Un santuario per la vecchiaia dei leoni
Il luogo in cui vivono è stato ribattezzato Roar Retirement Village, un “villaggio per la pensione” pensato per accompagnare gli animali nell’ultima fase della loro vita. Il progetto è gestito dal Lionhearts Project Trust, un’organizzazione che punta a garantire cure veterinarie specialistiche, un’alimentazione di qualità e la tranquillità necessaria ad animali anziani. La soluzione ha permesso ai leoni di rimanere nel luogo che hanno conosciuto per anni, evitando ulteriori traumi.

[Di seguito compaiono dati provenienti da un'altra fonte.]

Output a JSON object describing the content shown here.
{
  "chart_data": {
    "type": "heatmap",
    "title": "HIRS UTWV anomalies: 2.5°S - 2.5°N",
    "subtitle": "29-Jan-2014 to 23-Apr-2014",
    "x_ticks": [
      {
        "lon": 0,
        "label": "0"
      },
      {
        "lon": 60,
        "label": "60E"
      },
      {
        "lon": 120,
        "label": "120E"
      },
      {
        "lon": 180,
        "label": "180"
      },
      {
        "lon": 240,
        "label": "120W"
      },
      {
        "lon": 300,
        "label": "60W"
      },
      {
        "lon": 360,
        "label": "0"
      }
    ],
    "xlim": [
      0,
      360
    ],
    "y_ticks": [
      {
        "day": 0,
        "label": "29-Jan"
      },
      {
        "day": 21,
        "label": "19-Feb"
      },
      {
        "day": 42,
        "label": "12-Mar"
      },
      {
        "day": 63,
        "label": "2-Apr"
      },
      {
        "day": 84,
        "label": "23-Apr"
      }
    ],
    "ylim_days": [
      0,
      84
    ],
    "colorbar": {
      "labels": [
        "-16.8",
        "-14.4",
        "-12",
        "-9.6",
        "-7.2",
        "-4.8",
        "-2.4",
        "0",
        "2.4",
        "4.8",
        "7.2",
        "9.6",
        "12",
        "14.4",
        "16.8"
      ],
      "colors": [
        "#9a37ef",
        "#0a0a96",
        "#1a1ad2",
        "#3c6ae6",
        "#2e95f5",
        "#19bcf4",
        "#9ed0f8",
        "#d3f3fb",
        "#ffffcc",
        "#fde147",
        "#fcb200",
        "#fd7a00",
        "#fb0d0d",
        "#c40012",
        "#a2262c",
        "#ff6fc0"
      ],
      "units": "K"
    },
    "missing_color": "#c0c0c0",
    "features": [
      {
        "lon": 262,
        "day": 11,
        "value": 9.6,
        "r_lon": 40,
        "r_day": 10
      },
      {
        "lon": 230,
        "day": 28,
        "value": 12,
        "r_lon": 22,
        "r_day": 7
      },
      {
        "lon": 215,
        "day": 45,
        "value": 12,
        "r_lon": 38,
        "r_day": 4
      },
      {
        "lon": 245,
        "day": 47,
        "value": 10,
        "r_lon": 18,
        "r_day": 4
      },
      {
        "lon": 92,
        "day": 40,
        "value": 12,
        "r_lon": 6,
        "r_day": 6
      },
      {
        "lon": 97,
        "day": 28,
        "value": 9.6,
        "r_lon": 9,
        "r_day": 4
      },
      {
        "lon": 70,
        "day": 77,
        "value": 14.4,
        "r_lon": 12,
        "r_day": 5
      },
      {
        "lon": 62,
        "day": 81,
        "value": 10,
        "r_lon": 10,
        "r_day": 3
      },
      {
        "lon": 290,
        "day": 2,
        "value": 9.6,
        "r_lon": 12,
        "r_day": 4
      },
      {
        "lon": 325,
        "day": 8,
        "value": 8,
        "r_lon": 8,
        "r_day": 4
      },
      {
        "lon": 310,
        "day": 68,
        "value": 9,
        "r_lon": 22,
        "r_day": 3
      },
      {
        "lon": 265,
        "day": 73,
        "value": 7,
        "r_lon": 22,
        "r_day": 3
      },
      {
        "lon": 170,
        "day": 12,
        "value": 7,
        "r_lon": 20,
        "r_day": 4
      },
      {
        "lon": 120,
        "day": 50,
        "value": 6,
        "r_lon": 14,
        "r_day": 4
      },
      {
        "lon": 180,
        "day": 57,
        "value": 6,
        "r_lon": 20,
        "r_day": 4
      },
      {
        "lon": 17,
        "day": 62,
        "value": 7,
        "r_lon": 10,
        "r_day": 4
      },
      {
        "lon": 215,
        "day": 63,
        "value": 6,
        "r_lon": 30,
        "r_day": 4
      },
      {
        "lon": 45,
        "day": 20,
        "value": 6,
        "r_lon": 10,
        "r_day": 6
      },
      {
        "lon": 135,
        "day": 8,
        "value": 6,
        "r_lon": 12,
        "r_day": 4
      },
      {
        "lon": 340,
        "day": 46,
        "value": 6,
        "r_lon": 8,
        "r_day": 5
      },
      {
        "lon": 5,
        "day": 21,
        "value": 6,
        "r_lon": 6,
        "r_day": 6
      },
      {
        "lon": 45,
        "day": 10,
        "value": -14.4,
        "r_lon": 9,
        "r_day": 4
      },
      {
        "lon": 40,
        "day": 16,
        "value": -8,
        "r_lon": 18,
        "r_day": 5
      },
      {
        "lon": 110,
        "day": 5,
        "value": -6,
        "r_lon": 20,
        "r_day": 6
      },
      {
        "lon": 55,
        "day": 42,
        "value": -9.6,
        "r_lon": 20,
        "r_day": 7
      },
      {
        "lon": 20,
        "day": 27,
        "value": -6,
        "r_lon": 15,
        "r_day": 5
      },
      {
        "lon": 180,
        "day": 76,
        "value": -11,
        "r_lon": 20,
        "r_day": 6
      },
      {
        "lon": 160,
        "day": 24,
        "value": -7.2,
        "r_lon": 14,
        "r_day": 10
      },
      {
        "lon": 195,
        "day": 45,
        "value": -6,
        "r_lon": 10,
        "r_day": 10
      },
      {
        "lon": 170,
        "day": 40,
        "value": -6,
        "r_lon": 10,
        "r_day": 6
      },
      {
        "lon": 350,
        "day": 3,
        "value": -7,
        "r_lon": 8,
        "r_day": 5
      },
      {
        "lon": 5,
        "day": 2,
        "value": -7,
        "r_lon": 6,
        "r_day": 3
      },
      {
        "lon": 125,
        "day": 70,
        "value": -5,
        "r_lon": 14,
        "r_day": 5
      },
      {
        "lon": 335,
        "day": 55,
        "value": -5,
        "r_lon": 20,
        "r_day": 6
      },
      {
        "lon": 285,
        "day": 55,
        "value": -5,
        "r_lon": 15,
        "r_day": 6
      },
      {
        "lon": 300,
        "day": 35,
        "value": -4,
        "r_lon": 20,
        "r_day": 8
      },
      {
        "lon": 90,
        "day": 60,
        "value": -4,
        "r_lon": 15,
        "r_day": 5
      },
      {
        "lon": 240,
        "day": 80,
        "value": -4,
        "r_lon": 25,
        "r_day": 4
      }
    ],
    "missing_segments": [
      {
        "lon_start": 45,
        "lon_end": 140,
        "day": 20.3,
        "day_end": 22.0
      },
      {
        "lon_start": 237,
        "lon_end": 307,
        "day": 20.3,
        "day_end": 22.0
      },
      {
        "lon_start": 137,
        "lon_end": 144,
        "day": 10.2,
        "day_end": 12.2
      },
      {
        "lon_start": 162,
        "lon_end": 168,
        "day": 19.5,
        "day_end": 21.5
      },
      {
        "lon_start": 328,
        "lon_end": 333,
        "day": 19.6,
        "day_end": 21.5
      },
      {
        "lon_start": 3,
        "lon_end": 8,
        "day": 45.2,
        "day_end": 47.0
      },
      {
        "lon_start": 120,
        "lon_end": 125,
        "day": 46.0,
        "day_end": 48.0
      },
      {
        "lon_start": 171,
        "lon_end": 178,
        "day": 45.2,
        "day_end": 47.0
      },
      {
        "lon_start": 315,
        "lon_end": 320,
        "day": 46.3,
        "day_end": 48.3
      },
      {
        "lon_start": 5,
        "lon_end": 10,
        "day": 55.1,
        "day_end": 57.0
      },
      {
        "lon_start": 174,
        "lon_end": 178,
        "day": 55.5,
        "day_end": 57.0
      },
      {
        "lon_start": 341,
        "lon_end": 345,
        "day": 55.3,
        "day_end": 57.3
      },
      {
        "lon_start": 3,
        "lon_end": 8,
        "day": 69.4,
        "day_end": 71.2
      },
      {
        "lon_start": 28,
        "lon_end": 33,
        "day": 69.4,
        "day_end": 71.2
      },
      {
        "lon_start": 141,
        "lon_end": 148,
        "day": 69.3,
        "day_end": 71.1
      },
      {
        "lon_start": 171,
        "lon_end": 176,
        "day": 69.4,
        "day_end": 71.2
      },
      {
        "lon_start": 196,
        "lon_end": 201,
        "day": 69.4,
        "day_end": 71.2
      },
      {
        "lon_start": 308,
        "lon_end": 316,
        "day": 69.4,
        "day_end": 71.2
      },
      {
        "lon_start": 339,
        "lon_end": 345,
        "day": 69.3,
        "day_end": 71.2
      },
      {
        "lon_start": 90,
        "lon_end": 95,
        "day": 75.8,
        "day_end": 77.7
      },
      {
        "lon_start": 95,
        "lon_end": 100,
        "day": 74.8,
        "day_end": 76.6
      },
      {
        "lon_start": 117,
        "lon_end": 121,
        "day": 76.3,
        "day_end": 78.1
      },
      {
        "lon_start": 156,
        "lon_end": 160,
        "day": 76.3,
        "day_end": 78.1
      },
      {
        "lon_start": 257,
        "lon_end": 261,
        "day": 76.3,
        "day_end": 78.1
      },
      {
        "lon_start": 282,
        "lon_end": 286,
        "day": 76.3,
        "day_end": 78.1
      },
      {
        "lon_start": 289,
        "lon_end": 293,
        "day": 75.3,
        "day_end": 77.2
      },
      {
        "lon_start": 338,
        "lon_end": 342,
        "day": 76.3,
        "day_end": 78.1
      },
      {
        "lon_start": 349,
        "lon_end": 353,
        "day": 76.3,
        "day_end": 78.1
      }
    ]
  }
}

La genetica e il rischio di malformazioni
I leoni bianchi non costituiscono una specie distinta, ma la loro colorazione è dovuta a una caratteristica genetica chiamata leucismo. Per ottenere cuccioli con questa caratteristica, negli allevamenti in cattività può essere praticata una forte consanguineità, che può portare a problemi genetici, malformazioni e altre patologie. La storia dei quattro leoni ricorda quanto sia importante mettere il benessere degli animali al centro delle decisioni riguardo la gestione della fauna selvatica in cattività. Uno degli animali, Timba, ha dovuto affrontare la rimozione di un tumore aggressivo sviluppatosi sotto un occhio. Sono stati necessari esami diagnostici per valutare alcuni problemi alla colonna vertebrale legati all’età e stabilire le terapie più adatte. La loro storia ha aperto una riflessione sulle strutture che utilizzano animali selvatici come attrazione e sulle conseguenze che possono verificarsi quando queste attività chiudono, rendendo necessaria una sistemazione adeguata.

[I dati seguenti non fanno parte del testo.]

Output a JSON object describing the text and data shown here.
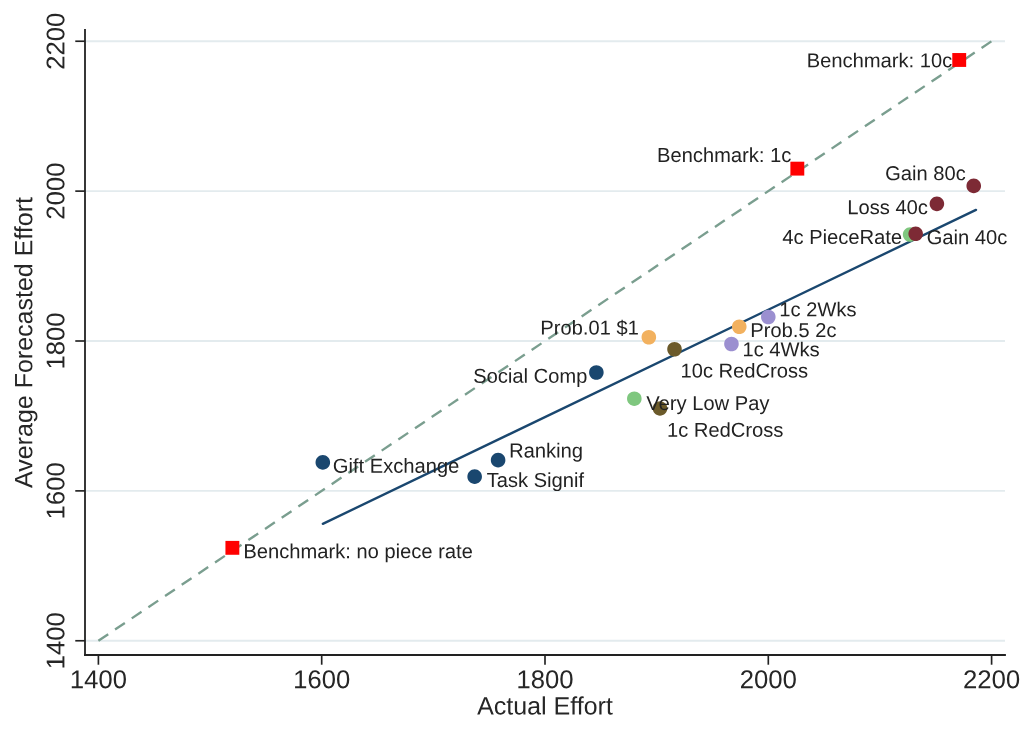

Il Kamo Wildlife Sanctuary, situato nel sobborgo di Kamo, nella città di Whangārei, era diventato conosciuto anche per essere stato utilizzato come location della serie televisiva The Lion Man. La chiusura della struttura, avvenuta nel novembre 2025 a causa di gravi difficoltà finanziarie, ha portato a una situazione di crisi per gli animali ospitati. L’International Fund for Animal Welfare (IFAW) ha sottolineato l’importanza di trovare una soluzione che rispetti il benessere degli animali, anche in un contesto di crisi economica.
La soluzione per i quattro leoni rappresenta molto più della riconversione di una vecchia struttura. La loro storia ricorda quanto sia importante mettere il benessere degli animali al centro delle decisioni che riguardano la gestione della fauna selvatica in cattività. Per Themba, Timba, Shikira e Cleo non è possibile cambiare il passato né restituire una vita in natura dopo tanti anni trascorsi sotto la gestione dell’uomo. È però possibile garantire loro qualcosa di fondamentale: cure adeguate, rispetto e una vecchiaia il più possibile tranquilla, senza costringerli ad abbandonare l’unico luogo che hanno conosciuto come casa.